Surdoué. Voilà le mot qui pourrait qualifier ce phénomène de Peter Sagan. Le coureur slovaque n'aura attendu que son deuxième jour de course sur la Grande Boucle pour lever les bras à l'arrivée. Un geste devenu habituel cette saison pour celui qui a déjà gagné 18 bouquets. Et dire qu'hier, après un prologue raté, il avait admis avec humilité qu'il n'était sans doute pas aussi fort que sur les routes du Tour de Suisse. Heureusement se diront sans doute ses adversaires...

Morkov, roi des bosses

Pour cette première étape en ligne, les coureurs ne prenaient pas la route la plus rapide pour effectuer le court trajet entre Liège et Seraing. En effet, 198 km agrémentés de 5 bosses de 4e catégorie étaient au programme du jour. Il ne fallait pas attendre très longtemps pour voir la première échappée matinale se former. Après deux petits kilomètres de course, six coureurs prenaient la poudre d'escampette. Ce groupe composé de quatre Français, Nicolas Edet, Maxime Bouet, Yohan Gene et Anthony Delaplace, d'un Danois, Michael Morkov et d'un Espagnol Pablo Urtasun creusait rapidement l'écart, mais celui-ci n'allait jamais excéder les cinq minutes en raison du tempo imposé par les Radio Shack de Fabian Cancellara.
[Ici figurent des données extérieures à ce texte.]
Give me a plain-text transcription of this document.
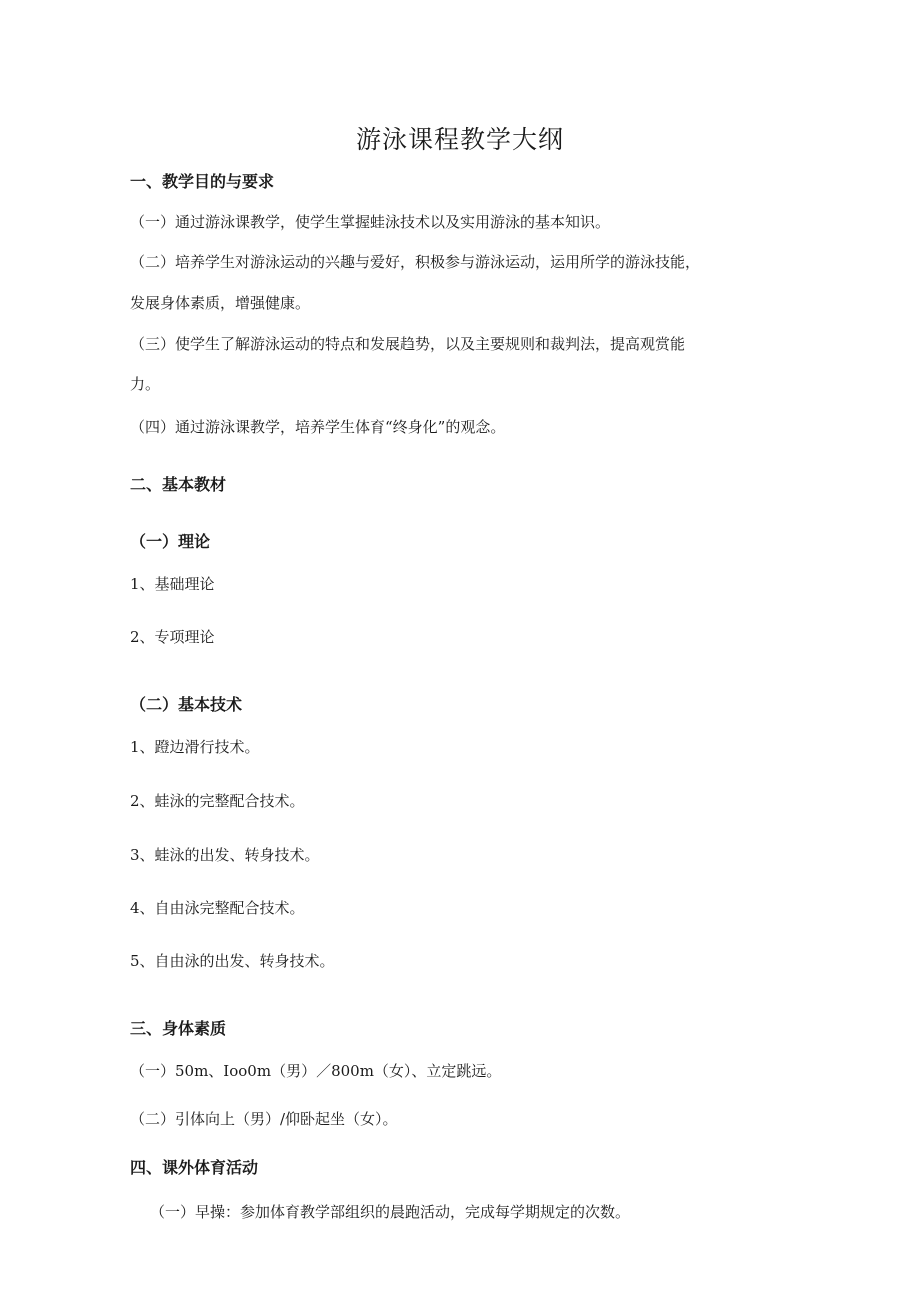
游泳课程教学大纲
一、教学目的与要求
（一）通过游泳课教学，使学生掌握蛙泳技术以及实用游泳的基本知识。
（二）培养学生对游泳运动的兴趣与爱好，积极参与游泳运动，运用所学的游泳技能，
发展身体素质，增强健康。
（三）使学生了解游泳运动的特点和发展趋势，以及主要规则和裁判法，提高观赏能
力。
（四）通过游泳课教学，培养学生体育“终身化”的观念。
二、基本教材
（一）理论
1、基础理论
2、专项理论
（二）基本技术
1、蹬边滑行技术。
2、蛙泳的完整配合技术。
3、蛙泳的出发、转身技术。
4、自由泳完整配合技术。
5、自由泳的出发、转身技术。
三、身体素质
（一）50m、Ioo0m（男）／800m（女）、立定跳远。
（二）引体向上（男）/仰卧起坐（女）。
四、课外体育活动
（一）早操：参加体育教学部组织的晨跑活动，完成每学期规定的次数。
Désireux d'enfiler le maillot à pois à la fin de la journée, les échappés s'expliquaient en haut des côtes et sur celles de Cokaifagne, de Lierneux et de Barvaux, c'est Morkov qui se montrait le plus fort. Urtasun, qui franchissait en tête que la côte de Francorchamps, devait se faire une raison. Le maillot à pois allait être porté par les épaules de son adversaire danois.

Goss plus rapide que Cavendish

Au sprint intermédiaire, si Yohan Gene se montrait le plus véloce, c'est pourtant le passage du peloton qui allait retenir notre attention. Les cadors du sprint s'expliquaient pour la première fois, et c'est Matthew Goss qui s'offrait une victoire pour l'honneur au nez et à la barbe de Mark Cavendish. Mais les battus devront attendre demain pour prendre leur revanche.

Valverde et Monfort ralentis par les chutes

A l'approche de l'arrivée à Liège, cela frottait au sein du peloton et quelques chutes se produisaient. Parmi les principales victimes, Luis Léon Sanchez, Michael Rogers, Alejandro Valverde et Maxime Monfort. Mais, ces deux derniers parvenaient à réintégrer la meute au prix d'un bel effort.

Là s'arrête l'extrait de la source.